OpenBSD on DigitalOcean

Note: you can apply this guideline for OpenBSD 6.9 and DigitalOcean, as of 07.2021.

I am moving my internet services from cloud to my controlled servers, to take back my data into my hands.

My servers will run:

  • Reverse proxy and HTTP server with Let's Encrypt: host static webside and Wordpress.
  • VPN and Firewall: secure inbound & outbound traffic.

I recently interested in OpenBSD because of its security focus and strictly free. I had a long time using Linux at work and home, there was nothing to complain about Linux (especially Gentoo and Archlinux) except the UI is sometime not so nice compare to Windows. Then I got a Macbook and suddenly the UI issues were solved, now the only use case I could think about other OS is running a server, and OpenBSD seems fit my requirement: free, secure, stable and doesn't change so fast.

Installation

In my use case, I will install OpenBSD on DigitalOcean server. I use the smallest droplet with only $5/month and OpenBSD 6.9.

Step 1 · Prepare the droplet. Because DigitalOcean does not support OpenBSD, we will find a workaround.

  • Create a FreeBSD droplet, don't need to care about file system and version because we will replace them with OpenBSD.
  • After created the droplet, power it off.
  • Select the droplet > Networking, and write down the Public Network:
    • Public IPv4 address.
    • Public gateway.
    • Subnet mask.

Step 2 · Boot the droplet and start OpenBSD installation.

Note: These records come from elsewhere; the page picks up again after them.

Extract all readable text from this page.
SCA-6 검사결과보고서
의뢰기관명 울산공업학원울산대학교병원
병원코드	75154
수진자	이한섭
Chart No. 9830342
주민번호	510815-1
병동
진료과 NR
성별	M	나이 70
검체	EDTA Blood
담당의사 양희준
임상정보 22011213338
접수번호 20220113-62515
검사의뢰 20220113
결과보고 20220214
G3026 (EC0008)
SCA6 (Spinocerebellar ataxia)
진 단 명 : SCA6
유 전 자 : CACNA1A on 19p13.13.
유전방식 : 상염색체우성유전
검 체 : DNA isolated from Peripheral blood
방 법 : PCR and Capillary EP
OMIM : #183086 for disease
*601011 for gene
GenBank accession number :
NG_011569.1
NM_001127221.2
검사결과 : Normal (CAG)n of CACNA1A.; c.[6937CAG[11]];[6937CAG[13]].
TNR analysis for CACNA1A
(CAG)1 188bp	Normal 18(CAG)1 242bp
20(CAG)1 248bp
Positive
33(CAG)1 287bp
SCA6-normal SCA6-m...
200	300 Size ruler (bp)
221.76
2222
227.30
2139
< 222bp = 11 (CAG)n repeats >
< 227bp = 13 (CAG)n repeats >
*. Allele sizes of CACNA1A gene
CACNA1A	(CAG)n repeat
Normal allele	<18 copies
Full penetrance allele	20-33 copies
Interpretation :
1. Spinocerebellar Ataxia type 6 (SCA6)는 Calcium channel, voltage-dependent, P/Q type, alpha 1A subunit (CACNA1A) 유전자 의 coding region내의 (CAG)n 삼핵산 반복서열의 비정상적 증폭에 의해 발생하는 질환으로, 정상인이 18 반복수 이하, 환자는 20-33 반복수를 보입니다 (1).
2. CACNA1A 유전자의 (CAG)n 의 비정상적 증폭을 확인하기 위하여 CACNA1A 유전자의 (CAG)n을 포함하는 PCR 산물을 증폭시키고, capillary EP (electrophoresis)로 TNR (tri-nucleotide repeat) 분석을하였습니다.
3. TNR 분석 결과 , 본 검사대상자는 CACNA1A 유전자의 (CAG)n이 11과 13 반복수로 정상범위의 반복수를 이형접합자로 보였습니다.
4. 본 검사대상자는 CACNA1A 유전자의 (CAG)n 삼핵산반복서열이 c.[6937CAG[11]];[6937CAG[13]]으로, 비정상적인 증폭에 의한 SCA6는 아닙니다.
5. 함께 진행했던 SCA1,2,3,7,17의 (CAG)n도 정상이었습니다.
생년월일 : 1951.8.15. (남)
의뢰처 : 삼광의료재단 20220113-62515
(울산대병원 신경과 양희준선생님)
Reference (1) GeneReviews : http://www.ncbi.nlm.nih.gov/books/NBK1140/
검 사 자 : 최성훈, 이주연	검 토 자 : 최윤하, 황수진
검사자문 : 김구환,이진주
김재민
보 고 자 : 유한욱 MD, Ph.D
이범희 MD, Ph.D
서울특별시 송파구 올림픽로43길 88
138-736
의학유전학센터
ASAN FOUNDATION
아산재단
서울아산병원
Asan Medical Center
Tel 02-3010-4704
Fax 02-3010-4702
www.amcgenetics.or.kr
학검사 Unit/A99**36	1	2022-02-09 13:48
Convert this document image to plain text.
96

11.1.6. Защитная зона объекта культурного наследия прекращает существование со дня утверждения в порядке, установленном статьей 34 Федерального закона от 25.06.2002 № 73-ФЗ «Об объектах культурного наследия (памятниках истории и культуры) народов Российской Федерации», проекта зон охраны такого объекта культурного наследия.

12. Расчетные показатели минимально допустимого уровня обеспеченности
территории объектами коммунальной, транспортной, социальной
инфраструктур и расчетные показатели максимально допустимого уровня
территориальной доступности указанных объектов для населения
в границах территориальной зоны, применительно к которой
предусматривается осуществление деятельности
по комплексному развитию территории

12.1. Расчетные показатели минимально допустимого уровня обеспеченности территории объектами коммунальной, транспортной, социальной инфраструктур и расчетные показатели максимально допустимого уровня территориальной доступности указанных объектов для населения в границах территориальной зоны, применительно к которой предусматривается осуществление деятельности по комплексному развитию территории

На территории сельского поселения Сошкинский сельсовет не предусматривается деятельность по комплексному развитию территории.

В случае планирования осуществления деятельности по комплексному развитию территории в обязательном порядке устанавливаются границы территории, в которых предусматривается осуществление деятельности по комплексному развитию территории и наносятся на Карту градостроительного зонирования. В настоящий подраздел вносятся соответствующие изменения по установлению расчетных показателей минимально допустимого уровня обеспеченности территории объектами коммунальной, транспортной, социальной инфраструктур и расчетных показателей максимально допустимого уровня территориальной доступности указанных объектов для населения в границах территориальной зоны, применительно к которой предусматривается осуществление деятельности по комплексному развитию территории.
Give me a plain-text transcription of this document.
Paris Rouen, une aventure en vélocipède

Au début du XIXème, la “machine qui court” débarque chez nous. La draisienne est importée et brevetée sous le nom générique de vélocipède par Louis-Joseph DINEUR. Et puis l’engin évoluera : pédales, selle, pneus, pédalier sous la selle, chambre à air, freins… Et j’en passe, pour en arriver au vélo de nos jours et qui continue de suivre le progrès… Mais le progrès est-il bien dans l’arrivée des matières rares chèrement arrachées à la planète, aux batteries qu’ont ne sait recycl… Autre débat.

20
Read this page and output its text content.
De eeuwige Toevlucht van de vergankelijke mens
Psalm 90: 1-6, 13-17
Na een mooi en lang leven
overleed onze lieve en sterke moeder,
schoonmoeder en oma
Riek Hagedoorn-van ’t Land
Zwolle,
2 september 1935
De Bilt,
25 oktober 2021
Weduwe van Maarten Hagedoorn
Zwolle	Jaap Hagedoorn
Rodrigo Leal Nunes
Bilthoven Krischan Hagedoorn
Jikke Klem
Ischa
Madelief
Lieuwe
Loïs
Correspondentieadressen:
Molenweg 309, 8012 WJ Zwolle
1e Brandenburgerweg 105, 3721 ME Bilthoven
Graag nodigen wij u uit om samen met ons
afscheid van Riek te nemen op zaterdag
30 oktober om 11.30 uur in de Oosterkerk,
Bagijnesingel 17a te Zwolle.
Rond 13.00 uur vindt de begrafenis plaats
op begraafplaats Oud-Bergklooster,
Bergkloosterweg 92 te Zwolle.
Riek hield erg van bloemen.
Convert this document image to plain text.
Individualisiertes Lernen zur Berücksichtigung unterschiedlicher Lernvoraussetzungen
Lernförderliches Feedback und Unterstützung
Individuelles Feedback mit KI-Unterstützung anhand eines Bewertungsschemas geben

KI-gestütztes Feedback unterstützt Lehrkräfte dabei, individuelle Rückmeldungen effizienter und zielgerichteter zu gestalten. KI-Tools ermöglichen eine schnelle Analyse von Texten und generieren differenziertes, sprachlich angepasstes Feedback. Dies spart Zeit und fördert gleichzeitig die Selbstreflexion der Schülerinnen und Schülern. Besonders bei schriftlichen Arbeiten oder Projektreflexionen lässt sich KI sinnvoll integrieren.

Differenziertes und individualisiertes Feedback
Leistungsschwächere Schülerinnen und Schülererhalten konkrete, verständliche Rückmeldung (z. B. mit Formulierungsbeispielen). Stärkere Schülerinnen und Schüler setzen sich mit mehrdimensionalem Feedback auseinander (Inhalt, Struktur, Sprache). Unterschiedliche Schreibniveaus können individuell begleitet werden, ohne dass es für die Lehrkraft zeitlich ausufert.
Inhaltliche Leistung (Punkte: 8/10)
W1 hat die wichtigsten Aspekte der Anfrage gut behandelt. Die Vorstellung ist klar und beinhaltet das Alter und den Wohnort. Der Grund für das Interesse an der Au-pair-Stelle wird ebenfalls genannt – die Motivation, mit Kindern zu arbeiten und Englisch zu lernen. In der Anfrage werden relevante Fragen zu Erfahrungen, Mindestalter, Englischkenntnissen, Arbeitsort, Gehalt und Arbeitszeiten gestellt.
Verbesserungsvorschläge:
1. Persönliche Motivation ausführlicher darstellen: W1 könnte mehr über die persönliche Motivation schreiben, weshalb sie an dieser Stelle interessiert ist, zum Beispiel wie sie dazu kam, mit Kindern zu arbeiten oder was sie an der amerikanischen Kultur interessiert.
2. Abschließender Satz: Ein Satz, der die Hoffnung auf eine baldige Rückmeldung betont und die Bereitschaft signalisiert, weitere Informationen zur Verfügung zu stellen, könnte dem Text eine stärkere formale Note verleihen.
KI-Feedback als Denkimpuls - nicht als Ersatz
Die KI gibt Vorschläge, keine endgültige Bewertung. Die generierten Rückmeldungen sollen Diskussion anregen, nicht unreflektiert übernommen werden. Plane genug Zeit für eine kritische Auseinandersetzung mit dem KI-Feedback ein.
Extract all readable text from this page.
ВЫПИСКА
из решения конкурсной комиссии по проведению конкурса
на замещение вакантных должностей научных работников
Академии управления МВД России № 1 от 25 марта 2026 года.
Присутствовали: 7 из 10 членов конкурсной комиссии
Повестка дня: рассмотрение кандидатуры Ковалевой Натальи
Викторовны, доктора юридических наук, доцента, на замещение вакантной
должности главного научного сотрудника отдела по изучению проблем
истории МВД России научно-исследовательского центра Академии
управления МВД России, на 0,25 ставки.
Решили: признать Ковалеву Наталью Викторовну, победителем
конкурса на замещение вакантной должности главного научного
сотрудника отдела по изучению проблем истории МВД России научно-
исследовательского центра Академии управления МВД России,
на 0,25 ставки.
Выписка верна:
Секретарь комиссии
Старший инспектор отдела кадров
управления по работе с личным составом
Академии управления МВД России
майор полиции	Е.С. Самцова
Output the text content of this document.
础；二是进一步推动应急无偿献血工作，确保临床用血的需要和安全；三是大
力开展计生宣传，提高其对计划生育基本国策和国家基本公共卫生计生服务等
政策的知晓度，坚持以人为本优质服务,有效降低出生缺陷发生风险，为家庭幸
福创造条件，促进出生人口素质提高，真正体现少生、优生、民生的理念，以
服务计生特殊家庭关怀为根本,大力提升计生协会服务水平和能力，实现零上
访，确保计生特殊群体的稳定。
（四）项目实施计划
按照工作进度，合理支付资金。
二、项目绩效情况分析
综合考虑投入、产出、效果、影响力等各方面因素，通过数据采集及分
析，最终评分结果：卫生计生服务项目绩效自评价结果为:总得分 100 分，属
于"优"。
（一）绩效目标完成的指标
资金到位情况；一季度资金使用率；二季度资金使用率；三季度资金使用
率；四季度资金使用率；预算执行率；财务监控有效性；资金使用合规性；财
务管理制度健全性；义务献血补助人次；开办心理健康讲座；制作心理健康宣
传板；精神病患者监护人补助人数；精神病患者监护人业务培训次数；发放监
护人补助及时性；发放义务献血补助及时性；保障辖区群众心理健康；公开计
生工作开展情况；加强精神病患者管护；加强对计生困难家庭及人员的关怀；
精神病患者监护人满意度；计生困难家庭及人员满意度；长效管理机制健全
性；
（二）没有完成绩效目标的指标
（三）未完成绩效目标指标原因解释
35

  • Open DigitalOcean web console, select the droplet, then go to Recovery > Boot from Recovery ISO.
  • Boot the droplet, and select option 6 in the boot menu for a shell.
  • Fetch the OpenBSD Installer: https://cdn.openbsd.org/pub/OpenBSD/6.9/amd64/miniroot69.img
  • Write the Installer to the first hard disk: dd if=miniroot69.img of=/dev/vda bs=512k
  • Power off the droplet.
  • Go to Recovery > Boot from Hard Drive. Now the Hard Drive already have OpenBSD Installer.
  • Power on and the Installer will start.

Step 3 · Take note at some configuration.

  • Keyboard layout: default
  • File system layout:
    • / will have 15Gi.
    • swap: 2Gi.
    • /home: the rest.
    • Adjust those information according to your droplet size.
  • Hostname: <hostname>
  • Network configuration:
    • Interface: vio0
    • Tag: vio0:none
    • IPv4 address: <public-ip-address>
    • Netmask: <given-netmask>
    • IPv6 address: none
    • Default IPv4 route: <given-gateway>
  • File sets:
    • bsd
    • bsd.rd
    • base69.tgz
    • man69.tgz
  • Create a normal user when the intaller ask.
  • Choose UTC timezone.

Step 4 · After the installation finished, it's recommended to read afterboot after the installation. It helped me configure the newly installed host.

The above step is taken from this post https://www.going-flying.com/blog/openbsd-on-digitalocean.html.

Essential tools

vim

Because this is a server, I will install vim with no_x11 favor.

pkg_add vim-*-no_x11

doas

doas could be used as a replacement of sudo in Linux world. It's included in the base, I only need to configure it.

Because I am the only one log into these servers, I will explicit allow my username has root privilege.

/etc/doas.conf
                              
...
permit persist <my-username>
...

Webserver

Running a webserver is one of the main purpose of this server, I will setup a Webserver with TLS based on this guideline, using built-in relayd, httpd, acme (for Let's Encrypt).

Because the httpd is running behind relayd, I need to refine the configuration to keep actual source address instead the address of relayd, following a post on bsdhowto.ch.


Entry History

  • 2020-12-21 · Created.
  • 2021-05-12 · Updated the Installation steps.
  • 2021-07-18 · Update OpenBSD 6.9.